Giraud Riquier (de Béziers), célèbre par sa requête au roi Alphonse de Castille, fut le premier à rédiger une sorte de Code des Troubadours et des jongleurs. Il les plaçait par ordre de mérite et sut obtenir de son protecteur, le roi Alphonse, une déclaration conforme à sa demande. Les pastourelles de ce troubadour l’ont placé au premier rang des poètes de son temps, et lui ont mérité du roi de Castille le titre de Docteur en l’art de trouver.
Giraud de Calanson qui se place après ces deux premiers, comme troubadour et jongleur, se distingue de Riquier en ce que, plus pratique que celui-ci, il enseignait à ses élèves et à ses amis qu’il faut avant tout faire de bons vers et capter la faveur du public pour arriver à la fortune et à la renommée. Les titres étaient par lui relégués au second plan, et il pensait qu’ils ne pouvaient d’ailleurs manquer d’échoir à ceux qui avaient du succès.

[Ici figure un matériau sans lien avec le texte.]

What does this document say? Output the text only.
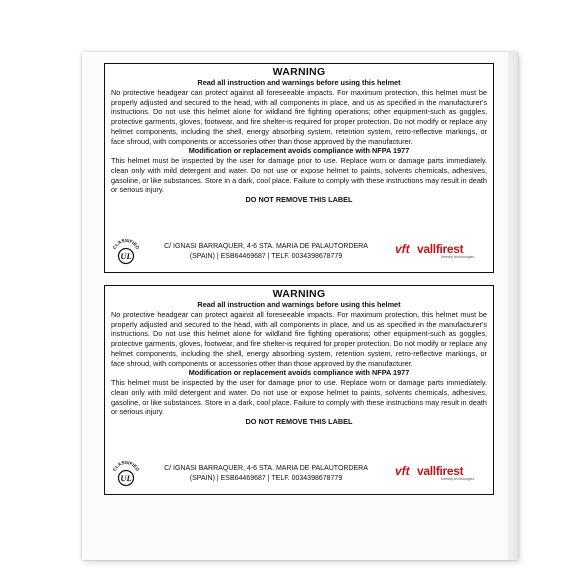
WARNING
Read all instruction and warnings before using this helmet
No protective headgear can protect against all foreseeable impacts. For maximum protection, this helmet must be properly adjusted and secured to the head, with all components in place, and us as specified in the manufacturer's instructions. Do not use this helmet alone for wildland fire fighting operations; other equipment-such as goggles, protective garments, gloves, footwear, and fire shelter-is required for proper protection. Do not modify or replace any helmet components, including the shell, energy absorbing system, retention system, retro-reflective markings, or face shroud, with components or accessories other than those approved by the manufacturer.
Modification or replacement avoids compliance with NFPA 1977
This helmet must be inspected by the user for damage prior to use. Replace worn or damage parts immediately. clean only with mild detergent and water. Do not use or expose helmet to paints, solvents chemicals, adhesives, gasoline, or like substances. Store in a dark, cool place. Failure to comply with these instructions may result in death or serious injury.
DO NOT REMOVE THIS LABEL
CLASSIFIED
UL
C/ IGNASI BARRAQUER, 4-6 STA. MARIA DE PALAUTORDERA
(SPAIN) | ESB64469687 | TELF. 0034398678779
vft vallfirest
forestry technologies
WARNING
Read all instruction and warnings before using this helmet
No protective headgear can protect against all foreseeable impacts. For maximum protection, this helmet must be properly adjusted and secured to the head, with all components in place, and us as specified in the manufacturer's instructions. Do not use this helmet alone for wildland fire fighting operations; other equipment-such as goggles, protective garments, gloves, footwear, and fire shelter-is required for proper protection. Do not modify or replace any helmet components, including the shell, energy absorbing system, retention system, retro-reflective markings, or face shroud, with components or accessories other than those approved by the manufacturer.
Modification or replacement avoids compliance with NFPA 1977
This helmet must be inspected by the user for damage prior to use. Replace worn or damage parts immediately. clean only with mild detergent and water. Do not use or expose helmet to paints, solvents chemicals, adhesives, gasoline, or like substances. Store in a dark, cool place. Failure to comply with these instructions may result in death or serious injury.
DO NOT REMOVE THIS LABEL
CLASSIFIED
UL
C/ IGNASI BARRAQUER, 4-6 STA. MARIA DE PALAUTORDERA
(SPAIN) | ESB64469687 | TELF. 0034398678779
vft vallfirest
forestry technologies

«Va, dit-il à un jongleur, applique-toi à bien trouver et rimer, sache proposer avec grâce un jeu parti; apprends à faire retentir le tambour et les cymbales; jette et rattrape avec adresse des petites pommes avec des couteaux; imite le chant des oiseaux; fais des tours avec des corbeilles; saute à travers quatre cerceaux; joue de la cithare[77] et de la mandore[78]; pince convenablement de la manicorde[79] et de la guitare[80] si douces à entendre, de la harpe et du psaltérion[81]; garnis la roue (la vielle) de dix-sept cordes... Va, jongleur, aie neuf instruments de dix cordes et, si tu sais en bien jouer, ta fortune sera bientôt faite... apprends comment l’amour court et vole, comment on le reconnaît, nu ou couvert d’un manteau; comment il sait repousser la justice avec des dards aigus et ses deux flèches dont l’une d’or éblouit les yeux et l’autre d’acier fait de si profondes blessures qu’on ne peut en guérir. Apprends de l’amour les privilèges et les remèdes, et sache expliquer les divers degrés par où il passe. Dis bien d’où il part, où il va, ce dont il vit, les cruelles tromperies qu’il exerce et comment il détruit ses serviteurs.
«Quand tu seras bien instruit de toutes ces choses, alors, jongleur, va trouver le jeune roi Aragon, car je ne connais personne qui soit meilleur juge du mérite.»
Outre le talent poétique, qui ne verra, dans ces conseils aux jongleurs, une haute leçon de philosophie? Giraud de Calanson connaît l’âme humaine, il l’a étudiée dans les foules aussi bien que dans les châteaux et les cours princières. La forme extérieure que donnent l’éducation et la condition sociale n’est pour lui qu’un manteau sous lequel se cache la vérité, une pour tous, partout et en tout semblable. La logique, qui se complaît moins dans les hautes régions de la poésie idéale que dans la réalité des faits, nous montre l’homme tel que la nature l’a créé, avec un égoïsme personnel doublé d’un sentiment de vanité dont notre Troubadour sait se servir au mieux de ses intérêts. Il connaît le monde et en joue assez habilement pour en tirer honneurs et profits.